After the effort that it took to stand, the door and a potential glass of water behind it seemed too far away to even try, so I turned instead to the panel of lights and wires above the bed.
There was a small, round red button with the shape of a bell on it, which I pushed after a moment of indecision.
It made no noise when pushed, so I pushed it again, and then one more time for good luck, and then sat back down on my bed and waited.
It was a strange sort of waiting. I wondered if no one would come, and I would learn that this was some sort of horrid dream, but the door at the far side of the room swung open and in walked a woman.
She was the type of person that you knew was important just by looking at her.
She almost had a shine to her. She was probably in her late 40s to early 50s, but her face was beautiful and almost entirely unblemished from age spots and wrinkles.
Despite her youthful beauty, her hair was white and cut into a sharp bob.
Along with her hair, her severe mouth led to the obvious conclusion that she was Constantine’s mother, and if what the boys had told me was true, a powerful politician as well.
I sat up straighter in my bed, wincing as the movement pulled what I was coming to believe were stitches.
She stopped at the foot of the bed and looked me over from head to toe. When she didn’t say anything, I gathered myself and spoke.
“Hi, I’m Mina, Wilhelmina Wright.”
“I know who you are,” she replied with the same flat tone and slight accent that Constantine had.
The last remnant of Consultant Mina begged to come out, to be accommodating to this woman; for a woman to be so powerful meant she had a spine of steel.
Consultant Mina would find her a mine of potential, but I wasn’t Consultant Mina anymore, and this woman was being rude.
“So, as you can see, I am recovering. Please, if you have something to speak to me about, just say it so I can rest.” Not quite as snippy as I could have been, but honestly, I was tired.
“My son says that you are Renai, and your blood test confirms this.”
“How?” I asked, genuinely curious. I sank back into the pillows. This looked like it would be a more extended conversation, and my poor stomach muscles could only take so much.
“We…lost track of a few bloodlines in the mess of World War Two. Women and children were brought to camps, fleeing countries, changing names, getting married and divorced, and soldiers being captured and labeled missing in action. It seems like that for the past three generations, the Renai in your family tree have been finding other Renai who didn’t know that they were Renai and having children with them, the result is you. ”
She didn’t seem particularly happy about that fact.
“Ah,” was all I said. What else was there to say?
“You are biologically Renai, but I am giving you a choice.”
I narrowed my eyes at her. I didn’t like the way she said biologically, as if she couldn’t bear to say that I was real Renai, someone just as Renai as she was.
“What choice?” I snapped.
“You have suffered a great deal since coming into contact with the Renai. You have been shipwrecked, starved, and shot.”
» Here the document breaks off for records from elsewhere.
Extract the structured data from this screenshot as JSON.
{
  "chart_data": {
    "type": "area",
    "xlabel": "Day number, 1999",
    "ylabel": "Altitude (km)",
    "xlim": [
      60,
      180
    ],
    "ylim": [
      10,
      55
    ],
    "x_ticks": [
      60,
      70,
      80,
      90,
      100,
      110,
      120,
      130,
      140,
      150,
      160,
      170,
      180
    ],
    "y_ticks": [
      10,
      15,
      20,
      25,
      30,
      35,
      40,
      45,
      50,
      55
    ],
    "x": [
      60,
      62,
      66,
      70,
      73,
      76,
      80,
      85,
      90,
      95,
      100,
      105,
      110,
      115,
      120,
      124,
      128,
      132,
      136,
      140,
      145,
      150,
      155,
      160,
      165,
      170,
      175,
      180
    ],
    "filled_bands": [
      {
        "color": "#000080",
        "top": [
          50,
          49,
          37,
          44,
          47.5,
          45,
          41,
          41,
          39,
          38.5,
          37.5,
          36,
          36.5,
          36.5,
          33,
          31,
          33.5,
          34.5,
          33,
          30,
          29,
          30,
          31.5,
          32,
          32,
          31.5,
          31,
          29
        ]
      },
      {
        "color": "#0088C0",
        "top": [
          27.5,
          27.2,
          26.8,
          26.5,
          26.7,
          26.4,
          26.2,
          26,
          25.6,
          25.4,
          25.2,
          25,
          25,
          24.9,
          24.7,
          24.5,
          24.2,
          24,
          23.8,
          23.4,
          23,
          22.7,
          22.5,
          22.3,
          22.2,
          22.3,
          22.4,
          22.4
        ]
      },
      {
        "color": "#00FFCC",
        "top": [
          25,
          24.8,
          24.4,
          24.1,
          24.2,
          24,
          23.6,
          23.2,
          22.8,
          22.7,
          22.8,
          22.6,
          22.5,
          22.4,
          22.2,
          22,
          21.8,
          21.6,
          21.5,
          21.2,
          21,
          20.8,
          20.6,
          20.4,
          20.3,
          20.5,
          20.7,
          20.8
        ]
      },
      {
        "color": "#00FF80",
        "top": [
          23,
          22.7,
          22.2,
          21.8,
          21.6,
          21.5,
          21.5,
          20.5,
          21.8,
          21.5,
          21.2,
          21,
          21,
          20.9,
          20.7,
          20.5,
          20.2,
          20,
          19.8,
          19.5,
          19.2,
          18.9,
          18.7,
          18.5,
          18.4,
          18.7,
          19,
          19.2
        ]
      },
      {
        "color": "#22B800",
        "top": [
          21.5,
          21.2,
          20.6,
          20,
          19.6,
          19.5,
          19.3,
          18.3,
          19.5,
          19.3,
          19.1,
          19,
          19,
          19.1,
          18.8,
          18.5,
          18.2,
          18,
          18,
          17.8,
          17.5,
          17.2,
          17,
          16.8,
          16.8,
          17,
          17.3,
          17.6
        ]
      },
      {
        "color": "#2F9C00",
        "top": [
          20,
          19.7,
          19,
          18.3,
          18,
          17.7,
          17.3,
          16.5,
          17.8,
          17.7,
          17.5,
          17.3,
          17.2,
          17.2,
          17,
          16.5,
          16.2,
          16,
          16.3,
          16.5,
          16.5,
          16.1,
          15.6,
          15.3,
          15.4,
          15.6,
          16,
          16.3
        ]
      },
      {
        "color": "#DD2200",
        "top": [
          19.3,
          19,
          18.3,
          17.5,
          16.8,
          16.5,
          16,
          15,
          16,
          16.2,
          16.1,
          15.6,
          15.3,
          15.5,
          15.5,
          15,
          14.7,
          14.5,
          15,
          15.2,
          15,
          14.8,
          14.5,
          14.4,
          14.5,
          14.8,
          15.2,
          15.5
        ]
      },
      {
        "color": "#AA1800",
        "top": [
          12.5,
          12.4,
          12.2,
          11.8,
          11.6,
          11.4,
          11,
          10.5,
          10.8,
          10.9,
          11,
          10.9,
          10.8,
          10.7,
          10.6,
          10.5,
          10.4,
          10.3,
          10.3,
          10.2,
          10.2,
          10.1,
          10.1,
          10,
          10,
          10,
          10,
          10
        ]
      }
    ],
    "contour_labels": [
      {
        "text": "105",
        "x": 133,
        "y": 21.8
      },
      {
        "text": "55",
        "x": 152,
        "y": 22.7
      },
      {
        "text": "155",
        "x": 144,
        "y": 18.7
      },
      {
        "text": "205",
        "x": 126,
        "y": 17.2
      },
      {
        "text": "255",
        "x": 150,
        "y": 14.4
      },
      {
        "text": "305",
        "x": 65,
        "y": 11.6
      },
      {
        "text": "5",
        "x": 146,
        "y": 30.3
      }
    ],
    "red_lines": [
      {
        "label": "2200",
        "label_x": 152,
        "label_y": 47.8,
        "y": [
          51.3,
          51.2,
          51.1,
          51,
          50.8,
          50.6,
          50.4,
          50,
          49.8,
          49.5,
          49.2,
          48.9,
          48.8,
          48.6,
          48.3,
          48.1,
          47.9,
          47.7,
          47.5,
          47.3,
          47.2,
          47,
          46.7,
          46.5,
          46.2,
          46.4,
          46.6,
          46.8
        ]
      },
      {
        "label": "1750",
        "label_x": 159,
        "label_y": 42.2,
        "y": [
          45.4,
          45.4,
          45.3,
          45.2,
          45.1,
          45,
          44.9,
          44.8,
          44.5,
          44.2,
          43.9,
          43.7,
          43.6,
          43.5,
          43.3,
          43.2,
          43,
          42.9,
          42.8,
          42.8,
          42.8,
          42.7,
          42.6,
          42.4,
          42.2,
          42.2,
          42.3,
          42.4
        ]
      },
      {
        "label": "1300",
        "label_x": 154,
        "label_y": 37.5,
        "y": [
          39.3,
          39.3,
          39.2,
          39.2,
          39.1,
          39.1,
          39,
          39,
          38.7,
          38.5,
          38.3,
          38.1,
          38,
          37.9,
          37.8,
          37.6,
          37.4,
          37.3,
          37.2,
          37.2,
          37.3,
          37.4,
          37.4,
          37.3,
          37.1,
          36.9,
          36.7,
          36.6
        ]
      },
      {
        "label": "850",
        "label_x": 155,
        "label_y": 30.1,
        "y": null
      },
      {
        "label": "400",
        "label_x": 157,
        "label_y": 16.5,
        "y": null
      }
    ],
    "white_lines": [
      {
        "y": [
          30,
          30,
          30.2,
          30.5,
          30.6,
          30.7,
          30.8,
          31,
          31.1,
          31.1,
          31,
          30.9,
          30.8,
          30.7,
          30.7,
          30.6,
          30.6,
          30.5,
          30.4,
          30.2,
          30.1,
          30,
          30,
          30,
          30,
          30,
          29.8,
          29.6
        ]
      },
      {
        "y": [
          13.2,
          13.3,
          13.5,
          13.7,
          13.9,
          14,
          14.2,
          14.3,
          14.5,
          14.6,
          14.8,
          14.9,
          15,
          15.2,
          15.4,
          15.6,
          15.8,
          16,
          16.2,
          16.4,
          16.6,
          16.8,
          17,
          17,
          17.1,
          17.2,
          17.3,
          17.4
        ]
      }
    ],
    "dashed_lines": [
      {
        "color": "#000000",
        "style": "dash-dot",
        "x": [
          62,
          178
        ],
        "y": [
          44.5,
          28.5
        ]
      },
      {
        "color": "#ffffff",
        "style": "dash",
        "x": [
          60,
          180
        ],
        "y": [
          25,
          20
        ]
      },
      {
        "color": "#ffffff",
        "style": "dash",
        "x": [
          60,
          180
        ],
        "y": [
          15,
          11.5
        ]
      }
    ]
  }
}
I had, but once again, I didn’t trust her. When I didn’t affirm or deny her statement, she continued.
“Being a Renai woman is a heavy responsibility. You are required to raise children or bear children, or donate eggs; that is a requirement for the survival of our community. You will be expected to take several husbands, attend and be active in political meetings, and be a crucial link in society. You have not been raised to have the tools to do these things.”
That was what they must have learned in that Renai girls’ school, McLeir or McBeir. Normally, I would have asked more questions; a new society operating parallel to the rest of the world is incredibly interesting, but again, there was something else coming, a giant ‘but’.
“There are things that you, as an outsider, don’t know, will not understand. I offer you right now, an out.”